SVEN SCHUMANN — You’re only 31 and have already done more museum shows than commercial gallery shows, with this tendency continuing in New York as well as with a show in LA at the Hammer Museum early next year. Is that kind of institutional recognition more satisfying than the fast money of contemporary art?
CYPRIEN GAILLARD — Of course museums have no interest in making a quick buck. I believe in slow growth. The interest in my work has grown so much in the past years that my way of protecting myself is in the choices I make — choosing shows and turning things down. Plus, I’ve always wanted recognition more than money. I was always searching for that, and I think a lot of artists are like that. I think money is just a by-product of recognition. You don’t order food in a restaurant because you want to take a shit, you know?
SVEN SCHUMANN — Recognition also means more attention from the media. You have been criticized for being too much of a pop star, for example.

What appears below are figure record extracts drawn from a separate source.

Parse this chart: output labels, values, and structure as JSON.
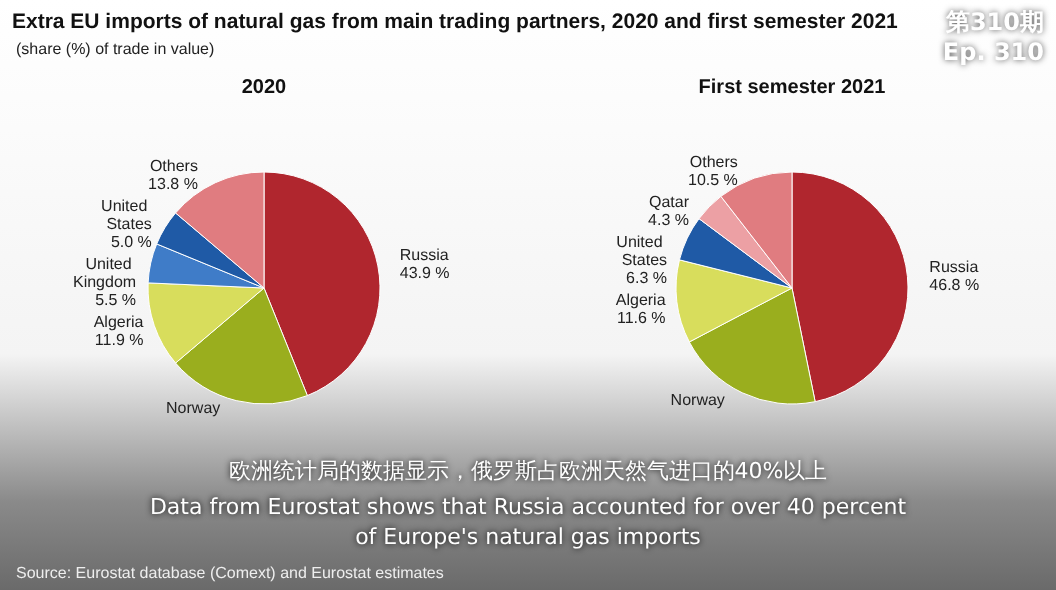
{
  "chart_data": [
    {
      "type": "other",
      "title": "Extra EU imports of natural gas from main trading partners, 2020 and first semester 2021",
      "subtitle": "(share (%) of trade in value)",
      "annotations": [
        "第310期",
        "Ep. 310",
        "欧洲统计局的数据显示，俄罗斯占欧洲天然气进口的40%以上",
        "Data from Eurostat shows that Russia accounted for over 40 percent of Europe's natural gas imports",
        "Source: Eurostat database (Comext) and Eurostat estimates"
      ]
    },
    {
      "type": "pie",
      "title": "2020",
      "categories": [
        "Russia",
        "Norway",
        "Algeria",
        "United Kingdom",
        "United States",
        "Others"
      ],
      "values": [
        43.9,
        19.9,
        11.9,
        5.5,
        5.0,
        13.8
      ],
      "value_labels": [
        "43.9 %",
        null,
        "11.9 %",
        "5.5 %",
        "5.0 %",
        "13.8 %"
      ],
      "colors": [
        "#b0262e",
        "#9aae1e",
        "#d8dd5c",
        "#3f7cc8",
        "#1f5aa6",
        "#e07c80"
      ]
    },
    {
      "type": "pie",
      "title": "First semester 2021",
      "categories": [
        "Russia",
        "Norway",
        "Algeria",
        "United States",
        "Qatar",
        "Others"
      ],
      "values": [
        46.8,
        20.5,
        11.6,
        6.3,
        4.3,
        10.5
      ],
      "value_labels": [
        "46.8 %",
        null,
        "11.6 %",
        "6.3 %",
        "4.3 %",
        "10.5 %"
      ],
      "colors": [
        "#b0262e",
        "#9aae1e",
        "#d8dd5c",
        "#1f5aa6",
        "#eca0a4",
        "#e07c80"
      ]
    }
  ]
}
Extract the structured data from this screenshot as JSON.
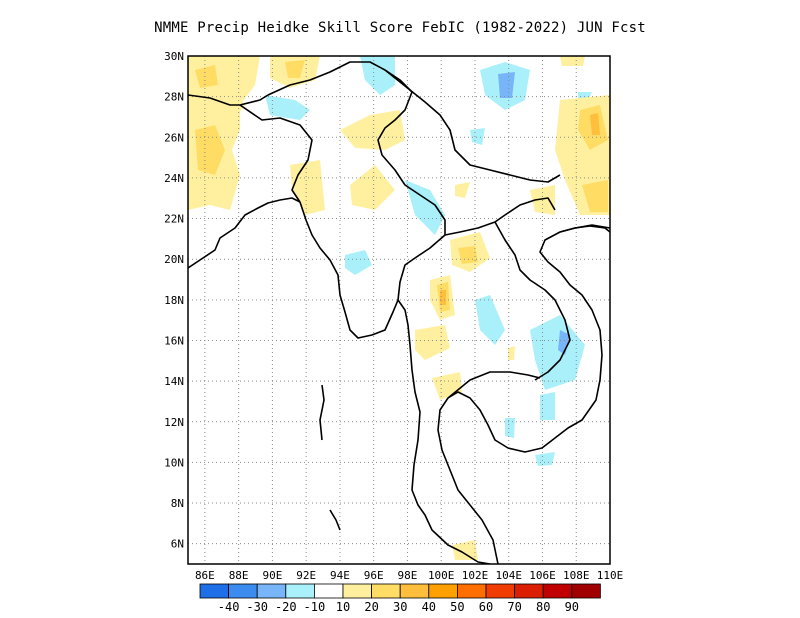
{
  "title": "NMME Precip Heidke Skill Score FebIC (1982-2022) JUN Fcst",
  "map": {
    "lon_range": [
      85,
      110
    ],
    "lat_range": [
      5,
      30
    ],
    "lon_ticks": [
      "86E",
      "88E",
      "90E",
      "92E",
      "94E",
      "96E",
      "98E",
      "100E",
      "102E",
      "104E",
      "106E",
      "108E",
      "110E"
    ],
    "lat_ticks": [
      "6N",
      "8N",
      "10N",
      "12N",
      "14N",
      "16N",
      "18N",
      "20N",
      "22N",
      "24N",
      "26N",
      "28N",
      "30N"
    ],
    "grid": "dotted"
  },
  "colorbar": {
    "labels": [
      "-40",
      "-30",
      "-20",
      "-10",
      "10",
      "20",
      "30",
      "40",
      "50",
      "60",
      "70",
      "80",
      "90"
    ],
    "colors": [
      "#1e6ee8",
      "#3c8cf0",
      "#78b4f8",
      "#aaf0fa",
      "#ffffff",
      "#fff0a0",
      "#ffdc64",
      "#ffbe3c",
      "#ffa000",
      "#ff6e00",
      "#f03c00",
      "#dc1e00",
      "#c00000",
      "#a00000"
    ]
  }
}
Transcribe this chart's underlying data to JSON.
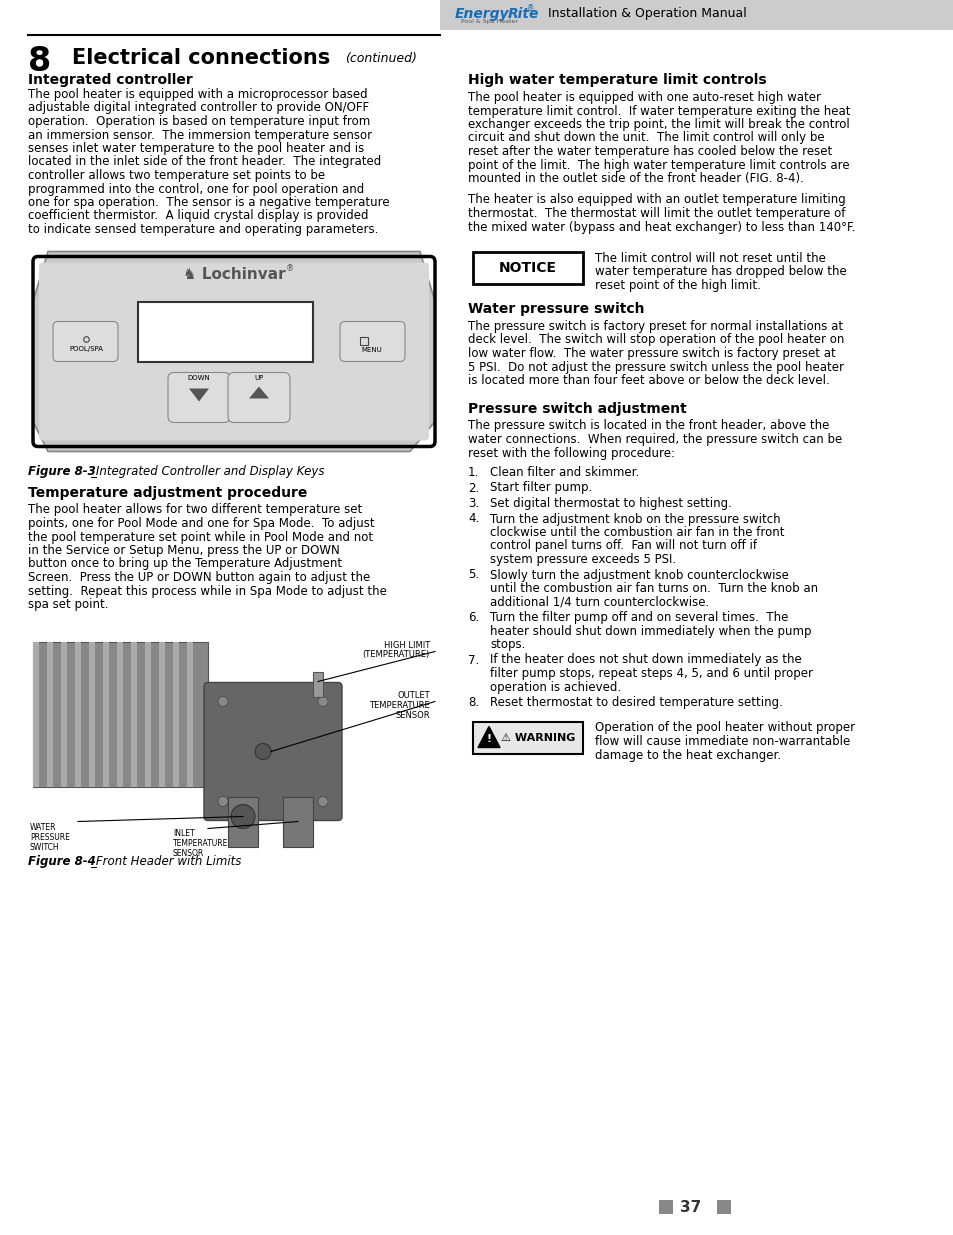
{
  "page_num": "37",
  "header_text": "Installation & Operation Manual",
  "chapter_num": "8",
  "chapter_title": "Electrical connections",
  "chapter_subtitle": "(continued)",
  "section1_title": "Integrated controller",
  "section1_body_lines": [
    "The pool heater is equipped with a microprocessor based",
    "adjustable digital integrated controller to provide ON/OFF",
    "operation.  Operation is based on temperature input from",
    "an immersion sensor.  The immersion temperature sensor",
    "senses inlet water temperature to the pool heater and is",
    "located in the inlet side of the front header.  The integrated",
    "controller allows two temperature set points to be",
    "programmed into the control, one for pool operation and",
    "one for spa operation.  The sensor is a negative temperature",
    "coefficient thermistor.  A liquid crystal display is provided",
    "to indicate sensed temperature and operating parameters."
  ],
  "fig3_caption_bold": "Figure 8-3",
  "fig3_caption_italic": "_Integrated Controller and Display Keys",
  "section2_title": "Temperature adjustment procedure",
  "section2_body_lines": [
    "The pool heater allows for two different temperature set",
    "points, one for Pool Mode and one for Spa Mode.  To adjust",
    "the pool temperature set point while in Pool Mode and not",
    "in the Service or Setup Menu, press the UP or DOWN",
    "button once to bring up the Temperature Adjustment",
    "Screen.  Press the UP or DOWN button again to adjust the",
    "setting.  Repeat this process while in Spa Mode to adjust the",
    "spa set point."
  ],
  "fig4_caption_bold": "Figure 8-4",
  "fig4_caption_italic": "_Front Header with Limits",
  "section3_title": "High water temperature limit controls",
  "section3_body1_lines": [
    "The pool heater is equipped with one auto-reset high water",
    "temperature limit control.  If water temperature exiting the heat",
    "exchanger exceeds the trip point, the limit will break the control",
    "circuit and shut down the unit.  The limit control will only be",
    "reset after the water temperature has cooled below the reset",
    "point of the limit.  The high water temperature limit controls are",
    "mounted in the outlet side of the front header (FIG. 8-4)."
  ],
  "section3_body2_lines": [
    "The heater is also equipped with an outlet temperature limiting",
    "thermostat.  The thermostat will limit the outlet temperature of",
    "the mixed water (bypass and heat exchanger) to less than 140°F."
  ],
  "notice_label": "NOTICE",
  "notice_text_lines": [
    "The limit control will not reset until the",
    "water temperature has dropped below the",
    "reset point of the high limit."
  ],
  "section4_title": "Water pressure switch",
  "section4_body_lines": [
    "The pressure switch is factory preset for normal installations at",
    "deck level.  The switch will stop operation of the pool heater on",
    "low water flow.  The water pressure switch is factory preset at",
    "5 PSI.  Do not adjust the pressure switch unless the pool heater",
    "is located more than four feet above or below the deck level."
  ],
  "section5_title": "Pressure switch adjustment",
  "section5_body_lines": [
    "The pressure switch is located in the front header, above the",
    "water connections.  When required, the pressure switch can be",
    "reset with the following procedure:"
  ],
  "steps": [
    [
      "Clean filter and skimmer."
    ],
    [
      "Start filter pump."
    ],
    [
      "Set digital thermostat to highest setting."
    ],
    [
      "Turn the adjustment knob on the pressure switch",
      "clockwise until the combustion air fan in the front",
      "control panel turns off.  Fan will not turn off if",
      "system pressure exceeds 5 PSI."
    ],
    [
      "Slowly turn the adjustment knob counterclockwise",
      "until the combustion air fan turns on.  Turn the knob an",
      "additional 1/4 turn counterclockwise."
    ],
    [
      "Turn the filter pump off and on several times.  The",
      "heater should shut down immediately when the pump",
      "stops."
    ],
    [
      "If the heater does not shut down immediately as the",
      "filter pump stops, repeat steps 4, 5, and 6 until proper",
      "operation is achieved."
    ],
    [
      "Reset thermostat to desired temperature setting."
    ]
  ],
  "warning_label": "⚠ WARNING",
  "warning_text_lines": [
    "Operation of the pool heater without proper",
    "flow will cause immediate non-warrantable",
    "damage to the heat exchanger."
  ],
  "bg_color": "#ffffff",
  "text_color": "#000000",
  "header_bg": "#cccccc",
  "accent_color": "#1a78c2",
  "gray_header": "#888888"
}
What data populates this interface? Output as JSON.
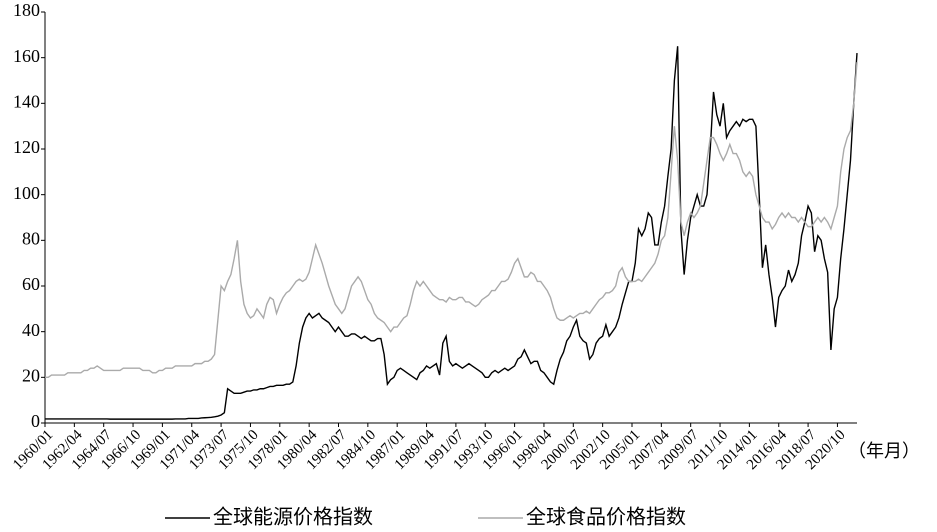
{
  "chart_data": {
    "type": "line",
    "x_label": "（年月）",
    "categories": [
      "1960/01",
      null,
      null,
      null,
      null,
      null,
      null,
      null,
      null,
      "1962/04",
      null,
      null,
      null,
      null,
      null,
      null,
      null,
      null,
      "1964/07",
      null,
      null,
      null,
      null,
      null,
      null,
      null,
      null,
      "1966/10",
      null,
      null,
      null,
      null,
      null,
      null,
      null,
      null,
      "1969/01",
      null,
      null,
      null,
      null,
      null,
      null,
      null,
      null,
      "1971/04",
      null,
      null,
      null,
      null,
      null,
      null,
      null,
      null,
      "1973/07",
      null,
      null,
      null,
      null,
      null,
      null,
      null,
      null,
      "1975/10",
      null,
      null,
      null,
      null,
      null,
      null,
      null,
      null,
      "1978/01",
      null,
      null,
      null,
      null,
      null,
      null,
      null,
      null,
      "1980/04",
      null,
      null,
      null,
      null,
      null,
      null,
      null,
      null,
      "1982/07",
      null,
      null,
      null,
      null,
      null,
      null,
      null,
      null,
      "1984/10",
      null,
      null,
      null,
      null,
      null,
      null,
      null,
      null,
      "1987/01",
      null,
      null,
      null,
      null,
      null,
      null,
      null,
      null,
      "1989/04",
      null,
      null,
      null,
      null,
      null,
      null,
      null,
      null,
      "1991/07",
      null,
      null,
      null,
      null,
      null,
      null,
      null,
      null,
      "1993/10",
      null,
      null,
      null,
      null,
      null,
      null,
      null,
      null,
      "1996/01",
      null,
      null,
      null,
      null,
      null,
      null,
      null,
      null,
      "1998/04",
      null,
      null,
      null,
      null,
      null,
      null,
      null,
      null,
      "2000/07",
      null,
      null,
      null,
      null,
      null,
      null,
      null,
      null,
      "2002/10",
      null,
      null,
      null,
      null,
      null,
      null,
      null,
      null,
      "2005/01",
      null,
      null,
      null,
      null,
      null,
      null,
      null,
      null,
      "2007/04",
      null,
      null,
      null,
      null,
      null,
      null,
      null,
      null,
      "2009/07",
      null,
      null,
      null,
      null,
      null,
      null,
      null,
      null,
      "2011/10",
      null,
      null,
      null,
      null,
      null,
      null,
      null,
      null,
      "2014/01",
      null,
      null,
      null,
      null,
      null,
      null,
      null,
      null,
      "2016/04",
      null,
      null,
      null,
      null,
      null,
      null,
      null,
      null,
      "2018/07",
      null,
      null,
      null,
      null,
      null,
      null,
      null,
      null,
      "2020/10",
      null,
      null,
      null,
      null,
      null,
      null
    ],
    "series": [
      {
        "name": "全球能源价格指数",
        "color": "#000000",
        "values": [
          1.8,
          1.8,
          1.8,
          1.8,
          1.8,
          1.8,
          1.8,
          1.8,
          1.8,
          1.8,
          1.8,
          1.8,
          1.8,
          1.8,
          1.8,
          1.8,
          1.8,
          1.8,
          1.8,
          1.8,
          1.7,
          1.7,
          1.7,
          1.7,
          1.7,
          1.7,
          1.7,
          1.7,
          1.7,
          1.7,
          1.7,
          1.7,
          1.7,
          1.7,
          1.7,
          1.7,
          1.7,
          1.7,
          1.7,
          1.7,
          1.8,
          1.8,
          1.8,
          1.8,
          2,
          2,
          2,
          2,
          2.2,
          2.3,
          2.4,
          2.5,
          2.7,
          3,
          3.5,
          4.5,
          15,
          14,
          13,
          13,
          13,
          13.5,
          14,
          14,
          14.5,
          14.5,
          15,
          15,
          15.5,
          16,
          16,
          16.5,
          16.5,
          16.5,
          17,
          17,
          18,
          25,
          35,
          42,
          46,
          48,
          46,
          47,
          48,
          46,
          45,
          44,
          42,
          40,
          42,
          40,
          38,
          38,
          39,
          39,
          38,
          37,
          38,
          37,
          36,
          36,
          37,
          37,
          30,
          17,
          19,
          20,
          23,
          24,
          23,
          22,
          21,
          20,
          19,
          22,
          23,
          25,
          24,
          25,
          26,
          21,
          35,
          38,
          27,
          25,
          26,
          25,
          24,
          25,
          26,
          25,
          24,
          23,
          22,
          20,
          20,
          22,
          23,
          22,
          23,
          24,
          23,
          24,
          25,
          28,
          29,
          32,
          29,
          26,
          27,
          27,
          23,
          22,
          20,
          18,
          17,
          23,
          28,
          31,
          36,
          38,
          42,
          45,
          38,
          36,
          35,
          28,
          30,
          35,
          37,
          38,
          43,
          38,
          40,
          42,
          46,
          52,
          57,
          62,
          62,
          70,
          85,
          82,
          85,
          92,
          90,
          78,
          78,
          88,
          95,
          108,
          120,
          150,
          165,
          85,
          65,
          80,
          90,
          95,
          100,
          95,
          95,
          100,
          120,
          145,
          135,
          130,
          140,
          125,
          128,
          130,
          132,
          130,
          133,
          132,
          133,
          133,
          130,
          100,
          68,
          78,
          65,
          55,
          42,
          55,
          58,
          60,
          67,
          62,
          65,
          70,
          82,
          88,
          95,
          92,
          75,
          82,
          80,
          72,
          66,
          32,
          50,
          55,
          72,
          85,
          100,
          115,
          140,
          162
        ]
      },
      {
        "name": "全球食品价格指数",
        "color": "#aaaaaa",
        "values": [
          20,
          20,
          21,
          21,
          21,
          21,
          21,
          22,
          22,
          22,
          22,
          22,
          23,
          23,
          24,
          24,
          25,
          24,
          23,
          23,
          23,
          23,
          23,
          23,
          24,
          24,
          24,
          24,
          24,
          24,
          23,
          23,
          23,
          22,
          22,
          23,
          23,
          24,
          24,
          24,
          25,
          25,
          25,
          25,
          25,
          25,
          26,
          26,
          26,
          27,
          27,
          28,
          30,
          45,
          60,
          58,
          62,
          65,
          72,
          80,
          62,
          52,
          48,
          46,
          47,
          50,
          48,
          46,
          52,
          55,
          54,
          48,
          52,
          55,
          57,
          58,
          60,
          62,
          63,
          62,
          63,
          66,
          72,
          78,
          74,
          70,
          65,
          60,
          56,
          52,
          50,
          48,
          50,
          55,
          60,
          62,
          64,
          62,
          58,
          54,
          52,
          48,
          46,
          45,
          44,
          42,
          40,
          42,
          42,
          44,
          46,
          47,
          52,
          58,
          62,
          60,
          62,
          60,
          58,
          56,
          55,
          54,
          54,
          53,
          55,
          54,
          54,
          55,
          55,
          53,
          53,
          52,
          51,
          52,
          54,
          55,
          56,
          58,
          58,
          60,
          62,
          62,
          63,
          66,
          70,
          72,
          68,
          64,
          64,
          66,
          65,
          62,
          62,
          60,
          58,
          55,
          50,
          46,
          45,
          45,
          46,
          47,
          46,
          47,
          48,
          48,
          49,
          48,
          50,
          52,
          54,
          55,
          57,
          57,
          58,
          60,
          66,
          68,
          64,
          62,
          62,
          62,
          63,
          62,
          64,
          66,
          68,
          70,
          74,
          80,
          82,
          90,
          110,
          130,
          115,
          88,
          82,
          88,
          92,
          90,
          92,
          95,
          105,
          115,
          125,
          125,
          122,
          118,
          115,
          118,
          122,
          118,
          118,
          115,
          110,
          108,
          110,
          108,
          100,
          95,
          90,
          88,
          88,
          85,
          87,
          90,
          92,
          90,
          92,
          90,
          90,
          88,
          90,
          88,
          86,
          86,
          88,
          90,
          88,
          90,
          88,
          85,
          90,
          95,
          110,
          120,
          125,
          128,
          140,
          158
        ]
      }
    ],
    "ylim": [
      0,
      180
    ],
    "yticks": [
      0,
      20,
      40,
      60,
      80,
      100,
      120,
      140,
      160,
      180
    ],
    "grid": false
  }
}
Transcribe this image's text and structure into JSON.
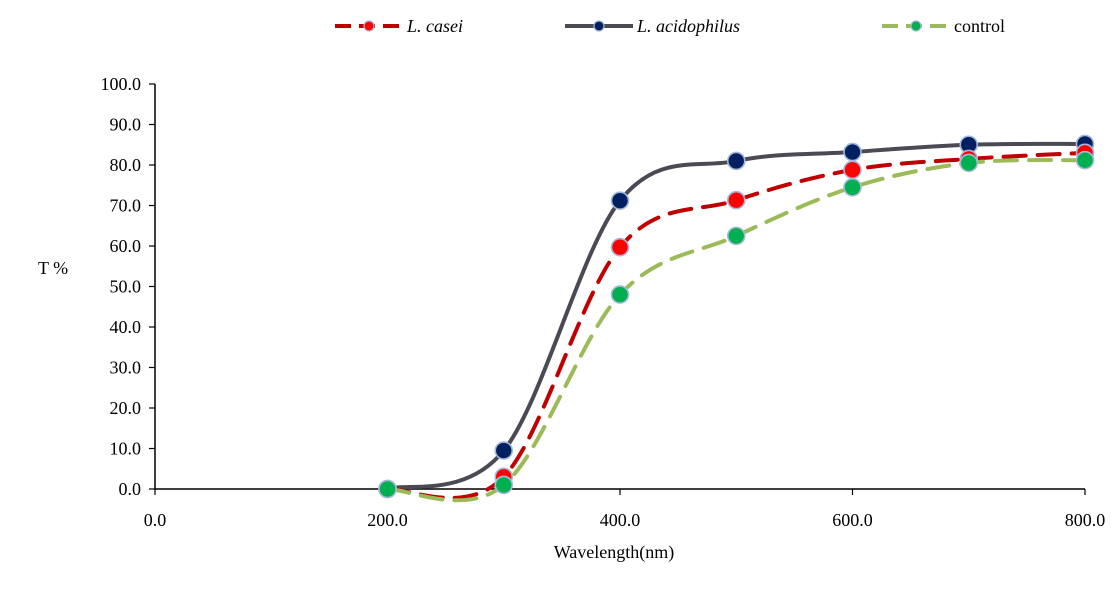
{
  "chart_data": {
    "type": "scatter",
    "title": "",
    "xlabel": "Wavelength(nm)",
    "ylabel": "T %",
    "xlim": [
      0,
      800
    ],
    "ylim": [
      0,
      100
    ],
    "x_ticks": [
      "0.0",
      "200.0",
      "400.0",
      "600.0",
      "800.0"
    ],
    "y_ticks": [
      "0.0",
      "10.0",
      "20.0",
      "30.0",
      "40.0",
      "50.0",
      "60.0",
      "70.0",
      "80.0",
      "90.0",
      "100.0"
    ],
    "grid": false,
    "legend_position": "top",
    "series": [
      {
        "name": "L. casei",
        "italic": true,
        "color": "#c00000",
        "marker_color": "#ff0000",
        "line_style": "dashed",
        "x": [
          200,
          300,
          400,
          500,
          600,
          700,
          800
        ],
        "y": [
          0.0,
          3.0,
          59.7,
          71.3,
          78.8,
          81.5,
          83.0
        ]
      },
      {
        "name": "L. acidophilus",
        "italic": true,
        "color": "#4a4a55",
        "marker_color": "#002060",
        "line_style": "solid",
        "x": [
          200,
          300,
          400,
          500,
          600,
          700,
          800
        ],
        "y": [
          0.0,
          9.5,
          71.2,
          81.0,
          83.2,
          85.0,
          85.2
        ]
      },
      {
        "name": "control",
        "italic": false,
        "color": "#9bbb59",
        "marker_color": "#00b050",
        "line_style": "dashed",
        "x": [
          200,
          300,
          400,
          500,
          600,
          700,
          800
        ],
        "y": [
          0.0,
          1.0,
          48.0,
          62.5,
          74.5,
          80.5,
          81.2
        ]
      }
    ]
  }
}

CYPRIEN GAILLARD — I don’t do interviews for the sake of being famous. Press helps me to get my word out, to get more people interested, to gain a larger audience. Just because I’m in magazines doesn’t mean that I’m a pop star. I’d just rather speak for my work myself than let someone else do it. It’s just a way to have a following and I think that’s great. I think any artist would be lying if he said that he doesn’t care about people following his work.
SVEN SCHUMANN — I agree in most cases.
CYPRIEN GAILLARD — I want to make work that is critical, but I also want it to be popular.
SVEN SCHUMANN — Like good music.
CYPRIEN GAILLARD — Exactly! You can dance to it, but cry at the same time. That’s really important to me. What drives me is not to look at other artists, but to look at directors and architects or even advertising, to look at the kind of audience they have and the messages they are throwing out there. They’re feeding these kids with just garbage. A lot of films are shit, and it happens on such a huge scale. As artists we are in competition with other things, other creative spheres.
SVEN SCHUMANN — But it also has to do with the personality of the artist; not everybody can do that. You need to be outgoing.
CYPRIEN GAILLARD — To me it’s kind of a necessity. If you build a pyramid out of 72,000 bottles of beer, you need a crowd to come drink it.